Monday, January 02, 2006

The 'Quaint' Beauty of College Football

When you look in the dictionary under "sports fan" you'll never find a photograph of me, despite my stint many moons ago impersonating a sports editor for a newspaper at a time when I needed a job and it was the only one they had open.

That said, there's a certain spot in my heart that nothing else can touch but college football. And if there's a more sublime use for a sunny, springlike half-day of January than watching Alabama squeak past Texas Tech in the last four seconds of the Cotton Bowl, it's a pastime I'll have to learn about in paradise.

Why, then, this lingering core of sorrow, deep in my gut? What's happened to the sense of total joy I could feel 20 years ago...or even 10...for at least a few hours of a perfect day after a hard-fought glowing victory? I suspect it all comes down to the word "sportsmanship."

Call me naive, but when I see a strapping young kid lay a bone-jarring tackle on an opposing team's lineman, then watch the tackler linger for a few seconds to be sure the downed man is okay, even reach out an arm to help him back to his feet, I'm not immune from shedding a few tears. I guess it's the idealistic notion that even a sport with violence at its very heart can be played within gentlemanly rules--played for the love of a fair contest, rather than just for spite of an opponent.

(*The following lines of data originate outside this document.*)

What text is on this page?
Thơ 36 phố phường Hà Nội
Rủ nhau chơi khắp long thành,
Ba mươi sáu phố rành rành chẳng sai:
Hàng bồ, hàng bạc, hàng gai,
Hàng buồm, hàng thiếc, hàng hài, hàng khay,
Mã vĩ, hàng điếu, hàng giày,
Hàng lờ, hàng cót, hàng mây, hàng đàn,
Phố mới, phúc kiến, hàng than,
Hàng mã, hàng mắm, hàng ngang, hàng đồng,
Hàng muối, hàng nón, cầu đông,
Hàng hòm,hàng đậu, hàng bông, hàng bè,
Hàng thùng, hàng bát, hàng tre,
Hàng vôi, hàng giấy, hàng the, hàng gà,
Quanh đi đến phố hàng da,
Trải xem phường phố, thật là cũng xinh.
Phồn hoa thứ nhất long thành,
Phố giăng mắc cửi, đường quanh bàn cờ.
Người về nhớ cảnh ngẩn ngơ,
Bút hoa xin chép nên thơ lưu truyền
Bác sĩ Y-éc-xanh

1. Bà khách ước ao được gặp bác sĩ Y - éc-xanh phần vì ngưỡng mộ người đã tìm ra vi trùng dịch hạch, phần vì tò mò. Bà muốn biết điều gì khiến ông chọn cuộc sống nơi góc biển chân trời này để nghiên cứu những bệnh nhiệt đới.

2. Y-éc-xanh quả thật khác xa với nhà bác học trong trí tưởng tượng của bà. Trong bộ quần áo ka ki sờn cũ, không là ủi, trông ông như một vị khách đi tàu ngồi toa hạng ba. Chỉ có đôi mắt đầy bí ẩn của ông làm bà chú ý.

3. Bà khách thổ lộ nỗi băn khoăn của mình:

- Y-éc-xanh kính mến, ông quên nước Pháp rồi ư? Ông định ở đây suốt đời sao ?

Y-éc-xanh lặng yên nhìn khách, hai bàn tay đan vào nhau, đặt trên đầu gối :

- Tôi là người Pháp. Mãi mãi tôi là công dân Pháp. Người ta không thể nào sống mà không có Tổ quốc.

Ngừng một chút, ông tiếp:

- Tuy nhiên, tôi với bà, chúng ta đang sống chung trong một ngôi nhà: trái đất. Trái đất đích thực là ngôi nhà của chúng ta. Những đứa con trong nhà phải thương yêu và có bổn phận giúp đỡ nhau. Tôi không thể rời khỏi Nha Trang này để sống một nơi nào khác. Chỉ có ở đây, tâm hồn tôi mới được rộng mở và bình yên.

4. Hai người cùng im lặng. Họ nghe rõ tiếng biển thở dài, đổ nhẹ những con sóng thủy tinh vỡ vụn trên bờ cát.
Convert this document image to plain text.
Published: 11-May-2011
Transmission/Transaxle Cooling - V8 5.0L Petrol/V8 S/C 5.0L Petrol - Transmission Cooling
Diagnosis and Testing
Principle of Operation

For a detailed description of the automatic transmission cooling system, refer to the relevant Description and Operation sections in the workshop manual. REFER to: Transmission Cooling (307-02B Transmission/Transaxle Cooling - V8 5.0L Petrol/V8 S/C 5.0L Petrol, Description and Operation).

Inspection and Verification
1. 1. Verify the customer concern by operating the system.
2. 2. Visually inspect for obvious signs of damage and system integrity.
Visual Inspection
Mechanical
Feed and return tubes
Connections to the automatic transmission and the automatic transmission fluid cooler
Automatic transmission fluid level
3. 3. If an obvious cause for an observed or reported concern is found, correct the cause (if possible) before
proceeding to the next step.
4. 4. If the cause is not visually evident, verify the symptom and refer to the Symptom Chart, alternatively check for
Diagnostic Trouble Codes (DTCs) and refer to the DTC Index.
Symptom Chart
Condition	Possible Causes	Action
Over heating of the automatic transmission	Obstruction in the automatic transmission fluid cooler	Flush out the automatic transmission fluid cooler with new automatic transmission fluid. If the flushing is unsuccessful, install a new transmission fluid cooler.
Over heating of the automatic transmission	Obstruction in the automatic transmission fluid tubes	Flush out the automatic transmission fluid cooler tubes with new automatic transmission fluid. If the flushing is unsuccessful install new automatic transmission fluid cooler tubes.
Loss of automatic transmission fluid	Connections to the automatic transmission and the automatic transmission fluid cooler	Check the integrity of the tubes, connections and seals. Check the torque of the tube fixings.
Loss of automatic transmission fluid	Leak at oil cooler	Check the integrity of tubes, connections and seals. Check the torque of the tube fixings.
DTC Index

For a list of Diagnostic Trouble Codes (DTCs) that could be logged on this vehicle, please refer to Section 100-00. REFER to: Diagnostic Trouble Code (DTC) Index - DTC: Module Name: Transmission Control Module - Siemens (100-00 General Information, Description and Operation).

In that sense, college football hasn't changed. No matter how physically imposing you are as a player, if you try to cheat--or even if you just act like a doofus, by doing a cheap end-zone dance to symbolically rub the other side's nose in the dirt after you've scored on them--a whistle immediately blows and there's a penalty to be paid for your behavior. Identical and unchanging rules, enforced by the referees on David and Goliath alike. Character does count.

It's a wonderful fantasy, and (speaking of naive) we once could believe that such a system was not limited to a dozen or so Saturdays of the year on isolated swatches of green grass but actually represented what our country, above all other countries, stood for. No longer. If the people who now have control of the United States government can unilaterally decide that the Geneva Conventions of Armed Conflict are "quaint" and "outdated," then they surely must hold the elaborate code of sportsmanship in college football beneath contempt.

This in itself would be disturbing enough, but roughly half of American adults who vote in elections apparently consider this brave new no-rules world to be a big improvement over the old-fashioned laws of enlightened civilizaton. Remember the outcry on radio talk shows, a while back, when an Olympics committee decided it was bad sportsmanship for spectators at the events to wave the flag theatrically and chant "USA" in a taunting manner when our side is winning? Communists! Traitors! the talk-show blusterers said. What's the use of winning if you can't strut like a rooster and symbolically rub the losers' noses in the dirt until they're bloody? God bless America, and devil take the hindmost.

That's the core of sorrow that I feel, every waking minute of every day and in my dreams besides. If there's any silver lining, it's that while this spirit of darkness holds sway in the halls of our government, a template still exists for hope and civilized behavior in a violent and threatening world--even if that fantasy is now limited to a dozen or so Saturdays a year on isolated swatches of grass across a nation that once held such great promise.